Faker, Mimesis, Bogus, Sharp. Schema-aware fake data generation for development and test environments. Not statistically representative; fine for environments where realism beyond schema matters less.
Practical Patterns
A few patterns the more thoughtful adopters have converged on:
Match the synthesis approach to the use case. Privacy-preserving development data is a different problem than rare-class augmentation, which is different from sim-to-real for vision. Confusing the categories produces poor results in all of them.
Validate synthetic data against real data deliberately. Statistical similarity tests, downstream-task performance comparison, privacy-attack evaluation. Don’t trust the marketing; measure the relevant properties.
Use synthetic data to augment rather than replace real data when possible. Hybrid training (real plus synthetic) typically outperforms either pure approach, especially when the real data is limited but available.
Document what’s synthetic. A dataset that mixes real and synthetic records, or a model trained on synthetic data, deserves documentation that’s clear about the provenance. Audit, debugging, and downstream interpretation all benefit.

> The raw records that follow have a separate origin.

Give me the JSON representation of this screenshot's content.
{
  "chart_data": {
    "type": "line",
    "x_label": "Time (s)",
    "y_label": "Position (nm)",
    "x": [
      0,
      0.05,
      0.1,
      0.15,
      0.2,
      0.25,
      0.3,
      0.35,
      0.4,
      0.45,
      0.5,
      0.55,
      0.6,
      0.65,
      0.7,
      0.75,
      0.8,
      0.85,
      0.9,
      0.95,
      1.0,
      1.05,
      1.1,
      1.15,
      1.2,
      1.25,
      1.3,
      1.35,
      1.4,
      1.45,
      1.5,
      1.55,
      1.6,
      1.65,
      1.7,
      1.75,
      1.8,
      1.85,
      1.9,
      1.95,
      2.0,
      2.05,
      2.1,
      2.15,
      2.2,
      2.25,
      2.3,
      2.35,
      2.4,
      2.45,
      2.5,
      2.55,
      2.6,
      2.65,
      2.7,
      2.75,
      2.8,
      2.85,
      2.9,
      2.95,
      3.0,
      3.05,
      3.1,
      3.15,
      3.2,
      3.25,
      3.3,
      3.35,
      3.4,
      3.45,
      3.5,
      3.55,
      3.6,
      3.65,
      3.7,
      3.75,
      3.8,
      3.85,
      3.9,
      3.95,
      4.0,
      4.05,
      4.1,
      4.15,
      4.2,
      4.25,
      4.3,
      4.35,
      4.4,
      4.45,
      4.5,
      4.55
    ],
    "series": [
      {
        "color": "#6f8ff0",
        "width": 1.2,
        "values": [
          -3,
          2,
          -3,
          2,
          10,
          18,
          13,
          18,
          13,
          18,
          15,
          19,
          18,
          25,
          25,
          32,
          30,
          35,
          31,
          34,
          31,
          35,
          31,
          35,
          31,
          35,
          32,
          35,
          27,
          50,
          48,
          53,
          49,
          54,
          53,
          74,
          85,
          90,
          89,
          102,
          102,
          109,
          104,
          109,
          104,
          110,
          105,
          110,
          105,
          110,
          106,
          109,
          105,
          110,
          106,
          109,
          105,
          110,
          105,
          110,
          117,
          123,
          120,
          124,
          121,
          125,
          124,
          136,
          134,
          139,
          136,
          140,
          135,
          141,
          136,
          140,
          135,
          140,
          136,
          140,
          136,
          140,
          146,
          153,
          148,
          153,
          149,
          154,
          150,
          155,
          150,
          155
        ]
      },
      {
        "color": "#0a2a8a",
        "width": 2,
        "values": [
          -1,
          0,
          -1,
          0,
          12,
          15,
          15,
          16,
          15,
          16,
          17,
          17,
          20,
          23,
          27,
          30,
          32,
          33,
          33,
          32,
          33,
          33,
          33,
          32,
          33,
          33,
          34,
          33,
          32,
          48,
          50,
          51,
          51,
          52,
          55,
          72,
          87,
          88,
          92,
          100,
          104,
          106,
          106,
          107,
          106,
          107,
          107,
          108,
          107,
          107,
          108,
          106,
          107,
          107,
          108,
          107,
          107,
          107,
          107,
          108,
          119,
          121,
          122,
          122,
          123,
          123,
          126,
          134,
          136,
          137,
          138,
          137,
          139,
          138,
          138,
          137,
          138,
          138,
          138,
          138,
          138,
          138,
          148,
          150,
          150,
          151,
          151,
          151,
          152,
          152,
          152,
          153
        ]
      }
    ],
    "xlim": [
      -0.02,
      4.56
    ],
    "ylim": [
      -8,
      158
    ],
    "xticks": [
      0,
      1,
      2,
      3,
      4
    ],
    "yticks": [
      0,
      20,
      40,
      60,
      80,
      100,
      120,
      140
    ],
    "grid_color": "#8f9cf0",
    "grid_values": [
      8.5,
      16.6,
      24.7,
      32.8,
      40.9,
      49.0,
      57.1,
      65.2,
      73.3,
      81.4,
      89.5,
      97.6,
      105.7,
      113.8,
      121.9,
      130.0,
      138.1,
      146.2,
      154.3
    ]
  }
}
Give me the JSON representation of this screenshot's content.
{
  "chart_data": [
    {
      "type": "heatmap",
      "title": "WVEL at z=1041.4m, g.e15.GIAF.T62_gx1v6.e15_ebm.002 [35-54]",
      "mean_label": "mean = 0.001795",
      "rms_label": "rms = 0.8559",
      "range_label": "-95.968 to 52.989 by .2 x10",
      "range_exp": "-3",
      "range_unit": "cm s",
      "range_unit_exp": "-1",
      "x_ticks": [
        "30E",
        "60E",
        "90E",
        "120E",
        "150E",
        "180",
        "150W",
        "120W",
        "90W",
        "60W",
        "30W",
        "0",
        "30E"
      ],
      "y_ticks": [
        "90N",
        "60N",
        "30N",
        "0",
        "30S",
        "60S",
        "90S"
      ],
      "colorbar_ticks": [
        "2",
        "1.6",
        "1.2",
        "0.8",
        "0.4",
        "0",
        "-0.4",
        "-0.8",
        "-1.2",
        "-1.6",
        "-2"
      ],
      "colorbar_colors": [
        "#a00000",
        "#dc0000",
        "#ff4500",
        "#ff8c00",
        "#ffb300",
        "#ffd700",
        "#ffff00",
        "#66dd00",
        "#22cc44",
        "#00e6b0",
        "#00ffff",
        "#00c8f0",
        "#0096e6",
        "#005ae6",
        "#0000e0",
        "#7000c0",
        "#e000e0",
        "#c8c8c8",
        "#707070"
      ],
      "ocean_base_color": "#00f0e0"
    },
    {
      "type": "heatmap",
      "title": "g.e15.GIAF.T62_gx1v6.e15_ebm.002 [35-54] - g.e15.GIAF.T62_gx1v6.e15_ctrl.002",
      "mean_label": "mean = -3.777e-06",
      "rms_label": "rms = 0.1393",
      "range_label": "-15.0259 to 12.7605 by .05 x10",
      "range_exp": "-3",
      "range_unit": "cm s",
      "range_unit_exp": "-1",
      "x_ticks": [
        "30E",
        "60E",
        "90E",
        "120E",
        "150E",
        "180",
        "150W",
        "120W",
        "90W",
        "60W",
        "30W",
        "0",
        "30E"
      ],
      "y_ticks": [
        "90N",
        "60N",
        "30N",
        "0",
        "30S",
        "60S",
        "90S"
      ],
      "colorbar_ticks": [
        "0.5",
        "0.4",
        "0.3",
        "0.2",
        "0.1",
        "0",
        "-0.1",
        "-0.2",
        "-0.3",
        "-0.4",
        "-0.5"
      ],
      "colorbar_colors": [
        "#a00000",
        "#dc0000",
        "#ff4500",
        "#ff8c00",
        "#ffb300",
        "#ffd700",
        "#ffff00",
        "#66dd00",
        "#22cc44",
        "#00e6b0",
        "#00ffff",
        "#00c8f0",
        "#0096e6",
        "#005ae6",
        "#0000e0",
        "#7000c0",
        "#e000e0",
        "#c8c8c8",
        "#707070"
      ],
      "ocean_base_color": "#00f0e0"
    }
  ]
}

Engage privacy and legal early. Synthetic data does not automatically free organizations from privacy obligations on the underlying real data used to train the generator. The legal posture should be worked out before the production deployment.
What’s Next
A few directions visible from this vantage point:
LLM-generated text data is going to expand fast. GPT-3-based generation of training examples for downstream NLP tasks is becoming a real pattern, with quality and cost characteristics that are favorable for many use cases.
Synthesis with stronger privacy guarantees (differential privacy as a default, not as an option) will become more widely available. The current generation of commercial tools is mixed on this; the next generation will need to be clearer.
Sim-to-real gaps for vision will continue to close. Better physics, better materials, better lighting in the synthesis side; better domain adaptation techniques on the modeling side. The combination is making purely-synthetic-trained vision models more viable.
Synthetic data for evaluation and adversarial testing will become a recognized discipline. Generating examples specifically to probe model behavior, fairness, and robustness is moving from research to standard practice.
Conclusion
Synthetic data in 2021 is a useful production tool for several specific use cases, with quality and privacy characteristics that depend heavily on the approach. For most enterprises, the right pattern is to identify the one or two use cases where synthetic data clearly beats the alternatives — typically privacy-constrained environments, rare-class augmentation, or simulation-driven vision — and adopt the appropriate tools deliberately, with the validation discipline that distinguishes “looks plausible” from “actually works.” Treating synthetic data as a magical replacement for real data is the wrong shape; ignoring it as a production option is also the wrong shape. The middle path — synthetic where it earns its keep, real where it can be obtained, with documented quality discipline either way — is where the productive work of the next several years lives.
References
Patki, N. et al. (2016). The Synthetic Data Vault.
Xu, L. et al. (2019). Modeling Tabular Data using Conditional GAN (CTGAN).
Walonoski, J. et al. (2018). Synthea: An Approach, Method, and Software Mechanism for Generating Synthetic Patients.
Tobin, J. et al. (2017). Domain Randomization for Transferring Deep Neural Networks from Simulation to the Real World.
Bellovin, S., Dutta, P., Reitinger, N. (2019). Privacy and Synthetic Datasets.